Even if something is missed in the process of general campaigns and debates between the two parties' flag bearers, voters or campaign contributors eventually understand where the nominee is coming from as campaign advertisements or other non-patrician groups offer the key to the misery in the candidate’s proposal. It is possible, as the voters and campaign contributors understand eventually what the candidate is up to in his or her message, to become apprehensive and dump him or his or her message. Whenever the voters or campaign money contributor(s) become disconnected or disenchanted with the details of the message or how it is being articulated, the candidate for nomination begins to loose support and may eventually loose out in public opinion polls to the extent that he or she drops out of the nomination process or looses the general elections. Similarly, a candidate’s past or perceived inadequacy may come to hunt him or her such as we recently saw with one of the high rising candidate for GOP nomination in the months of October and early November 2011. Mr. Cain can tell you a thing or two about his experience in his bid for the GOP Presidential Nomination. Often this last reference is an aberration or is weathered out by some aspirants; however, if the perceived atrocity is contrary to overwhelming public opinion, the candidate may end up loosing out. A similar frame of reference may begrudge or deluge the current front runner for GOP nomination, former House speaker,  Newt Gingrich.

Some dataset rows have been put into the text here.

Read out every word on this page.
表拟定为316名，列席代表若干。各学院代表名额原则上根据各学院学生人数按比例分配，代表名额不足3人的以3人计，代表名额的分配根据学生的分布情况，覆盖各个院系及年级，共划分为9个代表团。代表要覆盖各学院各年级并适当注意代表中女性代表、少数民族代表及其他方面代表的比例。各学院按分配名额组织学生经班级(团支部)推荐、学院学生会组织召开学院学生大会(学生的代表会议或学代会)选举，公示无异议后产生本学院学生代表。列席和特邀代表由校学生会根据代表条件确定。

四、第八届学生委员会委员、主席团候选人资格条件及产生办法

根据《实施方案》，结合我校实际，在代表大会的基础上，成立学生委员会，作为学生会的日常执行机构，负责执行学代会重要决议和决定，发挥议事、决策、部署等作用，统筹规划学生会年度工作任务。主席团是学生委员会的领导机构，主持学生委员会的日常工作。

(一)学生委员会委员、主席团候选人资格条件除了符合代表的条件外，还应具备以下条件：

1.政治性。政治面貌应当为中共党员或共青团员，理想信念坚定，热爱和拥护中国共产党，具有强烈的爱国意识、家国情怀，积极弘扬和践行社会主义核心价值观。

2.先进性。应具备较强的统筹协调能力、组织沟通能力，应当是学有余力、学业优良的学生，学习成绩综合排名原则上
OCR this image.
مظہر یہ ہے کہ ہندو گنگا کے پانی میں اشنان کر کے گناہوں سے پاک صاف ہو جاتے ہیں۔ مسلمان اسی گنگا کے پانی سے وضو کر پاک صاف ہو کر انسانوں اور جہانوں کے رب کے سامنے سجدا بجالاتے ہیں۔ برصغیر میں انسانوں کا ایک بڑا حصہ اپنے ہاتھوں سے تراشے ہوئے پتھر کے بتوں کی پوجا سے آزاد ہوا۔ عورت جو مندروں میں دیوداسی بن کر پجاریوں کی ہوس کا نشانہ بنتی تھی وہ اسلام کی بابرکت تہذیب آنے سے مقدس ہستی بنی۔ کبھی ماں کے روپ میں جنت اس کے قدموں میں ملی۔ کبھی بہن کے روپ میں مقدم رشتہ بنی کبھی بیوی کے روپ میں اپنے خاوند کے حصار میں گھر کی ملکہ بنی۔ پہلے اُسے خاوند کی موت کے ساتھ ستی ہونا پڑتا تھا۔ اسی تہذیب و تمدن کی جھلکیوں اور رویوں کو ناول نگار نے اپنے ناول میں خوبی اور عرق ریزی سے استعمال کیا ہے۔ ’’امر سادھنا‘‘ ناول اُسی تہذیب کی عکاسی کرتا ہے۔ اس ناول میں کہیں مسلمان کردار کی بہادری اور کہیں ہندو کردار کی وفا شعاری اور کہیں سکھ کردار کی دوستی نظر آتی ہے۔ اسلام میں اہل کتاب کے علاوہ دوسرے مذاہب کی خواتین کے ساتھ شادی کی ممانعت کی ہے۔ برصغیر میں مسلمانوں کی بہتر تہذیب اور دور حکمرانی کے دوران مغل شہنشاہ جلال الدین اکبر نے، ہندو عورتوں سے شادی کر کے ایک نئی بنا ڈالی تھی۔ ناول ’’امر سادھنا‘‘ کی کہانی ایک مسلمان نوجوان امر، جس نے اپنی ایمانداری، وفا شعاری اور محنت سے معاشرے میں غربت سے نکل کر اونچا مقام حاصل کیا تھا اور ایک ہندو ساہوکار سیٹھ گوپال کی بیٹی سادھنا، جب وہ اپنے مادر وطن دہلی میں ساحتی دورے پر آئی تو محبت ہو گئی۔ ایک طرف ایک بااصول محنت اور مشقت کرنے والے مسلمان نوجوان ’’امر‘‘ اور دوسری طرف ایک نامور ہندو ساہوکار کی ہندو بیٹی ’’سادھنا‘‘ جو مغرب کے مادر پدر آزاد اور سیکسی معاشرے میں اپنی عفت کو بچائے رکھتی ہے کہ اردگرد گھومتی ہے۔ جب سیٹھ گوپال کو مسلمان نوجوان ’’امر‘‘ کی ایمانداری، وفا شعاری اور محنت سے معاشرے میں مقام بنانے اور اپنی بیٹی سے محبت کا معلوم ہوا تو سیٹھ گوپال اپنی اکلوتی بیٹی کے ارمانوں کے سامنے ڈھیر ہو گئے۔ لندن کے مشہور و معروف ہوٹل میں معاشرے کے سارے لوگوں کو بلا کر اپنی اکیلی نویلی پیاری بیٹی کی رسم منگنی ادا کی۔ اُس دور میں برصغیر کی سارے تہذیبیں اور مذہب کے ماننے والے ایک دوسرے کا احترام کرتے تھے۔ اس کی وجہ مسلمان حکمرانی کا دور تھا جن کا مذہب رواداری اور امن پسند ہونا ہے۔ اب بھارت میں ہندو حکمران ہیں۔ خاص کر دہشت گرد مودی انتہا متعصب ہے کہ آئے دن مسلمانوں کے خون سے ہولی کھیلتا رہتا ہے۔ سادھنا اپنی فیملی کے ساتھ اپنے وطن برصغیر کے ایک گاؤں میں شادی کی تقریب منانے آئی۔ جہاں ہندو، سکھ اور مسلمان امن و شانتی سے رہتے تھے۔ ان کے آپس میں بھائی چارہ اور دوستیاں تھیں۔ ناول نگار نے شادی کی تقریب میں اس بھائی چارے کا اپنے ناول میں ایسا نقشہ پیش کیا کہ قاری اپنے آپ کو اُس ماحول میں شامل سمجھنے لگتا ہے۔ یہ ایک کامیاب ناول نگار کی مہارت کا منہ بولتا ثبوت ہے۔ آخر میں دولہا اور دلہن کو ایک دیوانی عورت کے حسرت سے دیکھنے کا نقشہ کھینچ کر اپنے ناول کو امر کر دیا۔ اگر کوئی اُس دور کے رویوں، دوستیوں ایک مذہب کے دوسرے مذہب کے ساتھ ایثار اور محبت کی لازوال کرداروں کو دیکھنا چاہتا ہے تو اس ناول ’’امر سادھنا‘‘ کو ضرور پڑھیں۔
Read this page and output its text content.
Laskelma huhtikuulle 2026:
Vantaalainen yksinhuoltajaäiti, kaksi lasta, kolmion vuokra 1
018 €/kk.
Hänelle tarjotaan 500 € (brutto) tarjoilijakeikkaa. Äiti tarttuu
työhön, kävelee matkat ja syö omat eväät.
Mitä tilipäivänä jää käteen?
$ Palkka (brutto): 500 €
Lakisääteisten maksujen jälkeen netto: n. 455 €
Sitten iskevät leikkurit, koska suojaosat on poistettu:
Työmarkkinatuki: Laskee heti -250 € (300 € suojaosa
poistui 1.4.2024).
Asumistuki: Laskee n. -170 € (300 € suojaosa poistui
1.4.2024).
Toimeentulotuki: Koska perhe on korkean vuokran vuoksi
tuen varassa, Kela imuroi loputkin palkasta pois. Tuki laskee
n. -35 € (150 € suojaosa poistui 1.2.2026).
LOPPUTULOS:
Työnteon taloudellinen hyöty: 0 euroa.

Voters or campaign contributors have to start to do their own investigation and or assessment of the candidate’s fitness for the high office. You may want to look at the past performance of the candidate in a position of executive authority or legislation in congress, or his or her performance in non-public offices. Past behavior are often predictors of future performance. Individual personal characteristics, effectiveness and motivators may help the voter or campaign contributor make a better assessment of candidate’s fitness. Relying on campaign profiles and messages alone may not be enough to determine if the candidate is worth the occupation of the oval office in the White House. Since voters and contributors are not always privileged to have the prospective aspirant fill out a bio-data survey, a pre-employment questionnaire, a cognitive assessment based on figural reasoning content, as is possible in the employment of a worker for a position in your company, voters and campaign contributors must treat individual candidate and aspirant as a future employee; considering all the possible ramification of his or her employment as a President of a corporation with 360 million shareholders and a yearly operation budget close to 250 trillion dollars. Would you put a man considered a member of a secret organization, a former spousal cheat, a revisionist, an extremist, a poor communicator or flip-lopper in the job? Are you interested in someone with lack of candor or someone liken to be less astute in your values? The choice is up to you; al you need to do is to choose more carefully!